Sariman menambahkan, jika saudara merasa di rugikan oleh Simson Situmorang, maka gugat lah Simson situmorang, sebab Simson Situmorang saat ini sudah jadi tersangka oleh Dirreskrimum Polda Riau jangan saya? Karna Saya tidak pernah menjual tanah saya kepada anda atau siapapun tegas Siriman.
Saat ditanya Bapak Sariman kepada oknum ipk itu, Saudara Sebagai apa dalam situasi ini? Dari pembeli atau dari IPK? Tanya nya kepada Oknum okp itu, Fardeling Simanjuntak menjawab dirinya mengaku hadir untuk mendampingi keluarganya, memang saya dari IPK, tapi saya tidak bawa nama IPK, saya mendampingi saudara saya jawabnya, Bapak Sariman bertanya lagi, kalau bapak mewakili saudara anda, ada gak Surat kuasanya? Oknum IPK itu mengatakan dirinya hanya ada hubungan kekeluargaan maka saya berhak di sini tidak ada surat kuasa katanya.

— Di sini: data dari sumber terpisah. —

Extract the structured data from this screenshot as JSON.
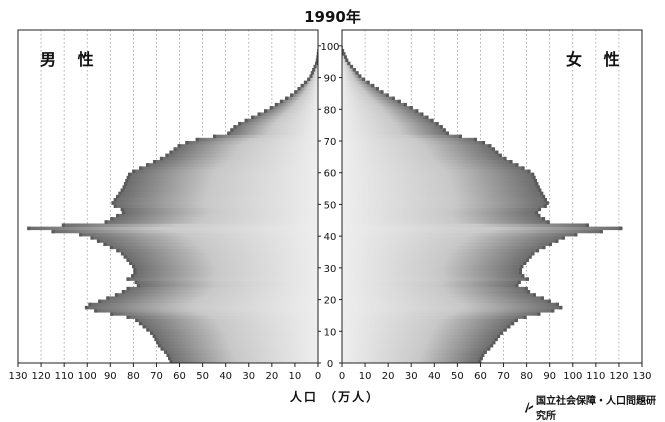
{
  "chart_data": {
    "type": "population-pyramid",
    "title": "1990年",
    "left_panel_label": "男 性",
    "right_panel_label": "女 性",
    "xlabel": "人口 （万人）",
    "source": "国立社会保障・人口問題研究所",
    "x_ticks": [
      130,
      120,
      110,
      100,
      90,
      80,
      70,
      60,
      50,
      40,
      30,
      20,
      10,
      0
    ],
    "age_ticks": [
      0,
      10,
      20,
      30,
      40,
      50,
      60,
      70,
      80,
      90,
      100
    ],
    "xlim": [
      0,
      130
    ],
    "ylim": [
      0,
      105
    ],
    "age_key_points": [
      0,
      3,
      5,
      9,
      14,
      15,
      16,
      17,
      18,
      19,
      21,
      22,
      24,
      25,
      26,
      28,
      30,
      35,
      40,
      41,
      42,
      43,
      44,
      45,
      46,
      47,
      48,
      50,
      55,
      60,
      65,
      69,
      70,
      71,
      72,
      75,
      80,
      85,
      90,
      95,
      100
    ],
    "series": [
      {
        "name": "男性",
        "values": [
          64,
          66,
          69,
          72,
          80,
          86,
          94,
          100,
          102,
          97,
          90,
          86,
          82,
          75,
          84,
          80,
          80,
          86,
          100,
          107,
          124,
          128,
          94,
          91,
          89,
          86,
          84,
          90,
          85,
          82,
          67,
          60,
          55,
          51,
          40,
          36,
          22,
          11,
          4,
          1,
          0
        ]
      },
      {
        "name": "女性",
        "values": [
          60,
          62,
          65,
          69,
          77,
          83,
          89,
          95,
          96,
          92,
          86,
          82,
          80,
          73,
          82,
          78,
          78,
          84,
          98,
          106,
          120,
          123,
          91,
          89,
          87,
          85,
          85,
          90,
          86,
          83,
          70,
          64,
          60,
          57,
          47,
          43,
          32,
          19,
          9,
          3,
          0
        ]
      }
    ],
    "grid": true,
    "colors": {
      "bar": "#8a8a8a",
      "bar_dark": "#5a5a5a",
      "grid": "#9a9a9a",
      "axis": "#222222"
    }
  }
}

Fardeling Simanjuntak, mengaku sebagai Pendamping Keluarganya yang mengalami permasalahan kepemilikan objek tanah di kepenghuluan Teluk mega, namun saat berbincang dan mengeluarkan pendapatnya setelah Bhabinkamtibmas Polsek Tanah putih memberi ruang untuk berdiskusi, sifat arogan oknum ormas itu sangat menonjol sehingga ada kata katanya yang tidak etis di perdengarkan, seraya oknum ormas itu hanya mengedepankan ototnya di saat mengeluarkan pendapatnya ketika ada yang dihadapi dilapangan, seakan mengubur dalam dalam fusngsi dan norma Hukum di negara ini, dan bernada ingin melakukan penguasaan di objek yang bukan sesuai suratnya, yang seharusnya terlbih dulu di cek keabsahan alas hak nya seperti surat suratnya supaya tidak mengalami gagal paham dalam memberikan pendampingan kepada kliyen walaupun keluarga, tanpa ia ketahui apa dan dimana objek yang ia maksud sesuai surat milik keluarganya sudah sesangar itu logat nya mengatakan akan ia kuasai di lapangan bentrok sekalipun ucapnya, Tim Media ini saat merangkum kejadian langsung di Mapolsek Tanah Putih, ada terlihat tindakan oknum itu telah mencoreng penegakan Hukum di Republik ini, masyarkat berharap hadirnya organisasi kepemudaan di tengah masyarakat, hendaklah mengedepankan Hukum yang berlaku sesuai UUD 1945, jangan malah mengangkangi Hukum ketika suautu tongkat komando sekecil di Kecamatan (PAC) sudah di amanatkan kepada dirinya, hal ini dapat membuat Preseden buruk terhadap Ormas IPK se Indonesia di hadapan khalayak Net.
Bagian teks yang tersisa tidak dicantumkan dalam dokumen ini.